The last chunk of the archive includes an index to the whole batch in the right sidebar:
http://ookworld.com/linkalog/linkalog_jul_sep2001.html
At Irregular Orbit in the present, it seems like I've done about all I can to drive regular readers away, but it doesn't quite die off altogether. It's mostly a reading and listening diary these days.
My best blog was Pancordia:
http://ookworld.com/pancordia/
If only I'd had the content and drive to make that what it should have been, it could have fueled an accordion revolution.
As for comparing ourselves to BoingBoing, we have to remember:
1) It's been running since early 2000.
2) Before that (at least as early as '96) it was a webzine.
3) And long before that was the print 'zine.
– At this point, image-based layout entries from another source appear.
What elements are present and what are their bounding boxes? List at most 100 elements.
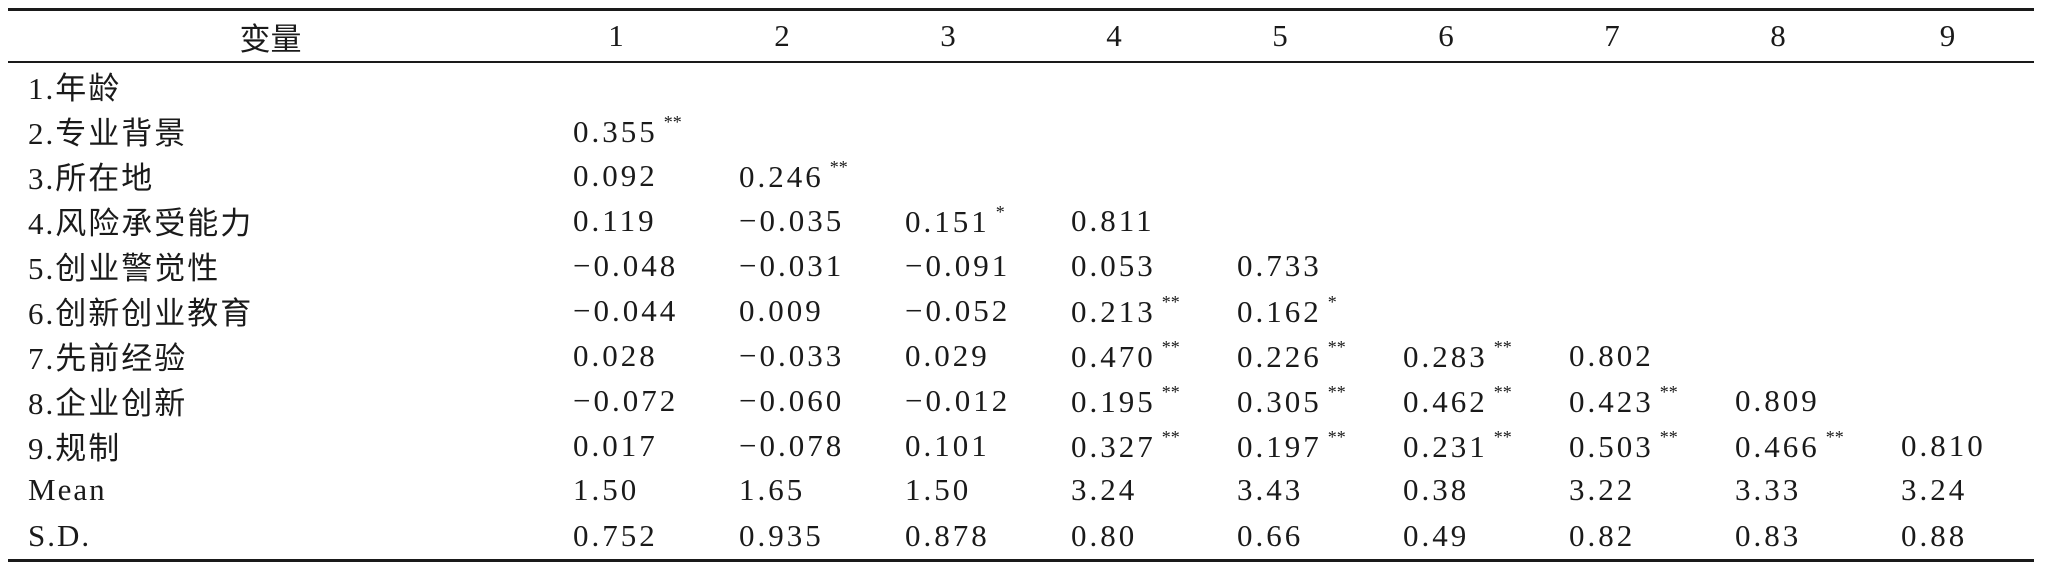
cell-value: 0.327 [1071,428,1156,464]
table-row: 7.先前经验 0.028 −0.033 0.029 0.470 ** 0.226 ** 0.28… [8,333,2034,378]
header-col-1: 1 [533,8,699,63]
row-label: 6.创新创业教育 [28,296,254,331]
table-cell [1529,62,1695,108]
table-cell: 0.101 [865,423,1031,468]
cell-value: −0.048 [573,247,679,283]
significance-marker: ** [1825,426,1844,447]
header-col-9: 9 [1861,8,2034,63]
cell-value: 0.162 [1237,293,1322,329]
significance-marker: ** [1493,381,1512,402]
table-cell: −0.048 [533,243,699,288]
cell-value: 0.283 [1403,338,1488,374]
table-cell [1363,198,1529,243]
cell-value: 3.24 [1901,472,1968,507]
significance-marker: ** [1327,426,1346,447]
table-row: S.D. 0.752 0.935 0.878 0.80 0.66 0.49 0.82 0.83 0… [8,512,2034,562]
cell-value: 0.503 [1569,428,1654,464]
cell-value: 0.88 [1901,517,1968,553]
table-cell [1695,333,1861,378]
table-cell [1529,288,1695,333]
table-cell [1363,288,1529,333]
cell-value: −0.033 [739,337,845,373]
row-label: 7.先前经验 [28,341,188,376]
table-cell [699,108,865,153]
table-cell [1695,198,1861,243]
cell-value: 0.80 [1071,517,1138,553]
table-cell [1861,378,2034,423]
row-label: 9.规制 [28,431,122,466]
table-cell: 0.470 ** [1031,333,1197,378]
table-cell [1197,108,1363,153]
cell-value: 0.423 [1569,383,1654,419]
table-cell [1363,153,1529,198]
cell-value: 0.66 [1237,517,1304,553]
cell-value: 0.49 [1403,517,1470,553]
table-cell [1695,108,1861,153]
table-cell [1861,108,2034,153]
table-cell: 0.017 [533,423,699,468]
cell-value: −0.060 [739,382,845,418]
cell-value: 0.462 [1403,383,1488,419]
table-row: 5.创业警觉性 −0.048 −0.031 −0.091 0.053 0.733 [8,243,2034,288]
cell-value: 0.809 [1735,382,1820,418]
correlation-table: 变量 1 2 3 4 5 6 7 8 9 1.年龄 2.专业背景 0.355 ** 3.所在地 0.092 0… [8,8,2034,562]
table-cell [1695,153,1861,198]
cell-value: −0.035 [739,202,845,238]
significance-marker: ** [1161,381,1180,402]
table-cell: −0.044 [533,288,699,333]
significance-marker: ** [829,156,848,177]
table-cell: 0.092 [533,153,699,198]
cell-value: 3.43 [1237,472,1304,507]
header-col-6: 6 [1363,8,1529,63]
cell-value: 0.213 [1071,293,1156,329]
table-cell [1529,153,1695,198]
cell-value: −0.031 [739,247,845,283]
significance-marker: ** [1161,426,1180,447]
table-cell: 0.283 ** [1363,333,1529,378]
significance-marker: ** [1161,291,1180,312]
row-label: Mean [28,472,107,507]
table-row: 6.创新创业教育 −0.044 0.009 −0.052 0.213 ** 0.162 * [8,288,2034,333]
significance-marker: ** [1327,336,1346,357]
cell-value: 3.24 [1071,472,1138,507]
table-cell: 0.028 [533,333,699,378]
table-cell: 0.733 [1197,243,1363,288]
table-cell: 0.82 [1529,512,1695,562]
cell-value: 0.733 [1237,247,1322,283]
table-cell: 0.305 ** [1197,378,1363,423]
cell-value: 1.50 [573,472,640,507]
cell-value: 0.101 [905,427,990,463]
table-cell: 0.423 ** [1529,378,1695,423]
header-col-7: 7 [1529,8,1695,63]
row-label: 8.企业创新 [28,386,188,421]
table-cell: 0.462 ** [1363,378,1529,423]
table-row: 8.企业创新 −0.072 −0.060 −0.012 0.195 ** 0.305 ** 0.… [8,378,2034,423]
table-cell [1861,288,2034,333]
row-label: 5.创业警觉性 [28,251,221,286]
table-cell: 0.162 * [1197,288,1363,333]
row-label: 3.所在地 [28,161,155,196]
table-cell [1363,243,1529,288]
table-cell [1861,243,2034,288]
cell-value: 0.802 [1569,337,1654,373]
cell-value: 0.38 [1403,472,1470,507]
table-cell [1363,108,1529,153]
table-cell: −0.033 [699,333,865,378]
table-body: 1.年龄 2.专业背景 0.355 ** 3.所在地 0.092 0.246 ** 4.风险承受… [8,62,2034,562]
cell-value: −0.091 [905,247,1011,283]
table-row: 4.风险承受能力 0.119 −0.035 0.151 * 0.811 [8,198,2034,243]
significance-marker: ** [1327,381,1346,402]
table-row: 2.专业背景 0.355 ** [8,108,2034,153]
cell-value: 0.231 [1403,428,1488,464]
table-cell: 0.151 * [865,198,1031,243]
table-cell: 3.33 [1695,468,1861,512]
cell-value: 0.305 [1237,383,1322,419]
table-cell [1031,153,1197,198]
cell-value: 0.752 [573,517,658,553]
cell-value: 0.226 [1237,338,1322,374]
significance-marker: ** [663,111,682,132]
table-cell: 0.752 [533,512,699,562]
cell-value: 0.119 [573,202,657,238]
header-col-3: 3 [865,8,1031,63]
table-cell: 0.009 [699,288,865,333]
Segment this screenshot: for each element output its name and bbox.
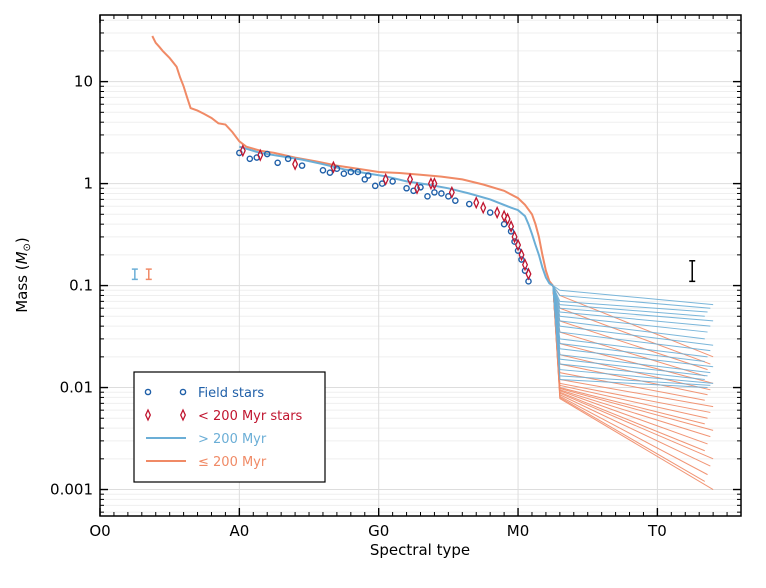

So that's years and years of name recognition piling up there. And let's face it, they make tons of posts every day. Some aren't very good, but the constant flow keeps us checking back.
Good interview, congrats.
Posted by: M.Ace | July 8, 2006 2:20 PM
I didn't realize that your input form was public, I always thought it was some sort of top sekrit URL where only us cool kids could go and post our contributions to Linkalog. I'm crushed.
When the Accordion Revolution comes, you'll be the first one to be stood up against the wall and forced to play "Lady Of Spain".
As for BB, my comments in the interview about becoming bigger than them were meant to be tongue-in-cheek. Unfortunately, Bella edited out a sentence that would've made that a bit clearer. I've always enjoyed Mark F's contributions; He was also very, very good to me, referral-wise, and we have had some interesting e-mail conversations about punk and fanzines.
Posted by: MrBaliHai | July 8, 2006 2:43 PM
You brought the cool to Linkalog all on your own.
My accordion revolution would have thrown off the oppression of "Lady In Spain." I never learned it, on purpose. But I did play a jaunty rendition of the Popeye song.
Mark F is a prince among men and a darned good guy.
Posted by: M.Ace | July 9, 2006 3:06 PM
Indeed he is. He mailed me a pile of old dead-tree bOINGbOINGs last year, and I gave him a couple of my extra Cool and Strange Music mags in return.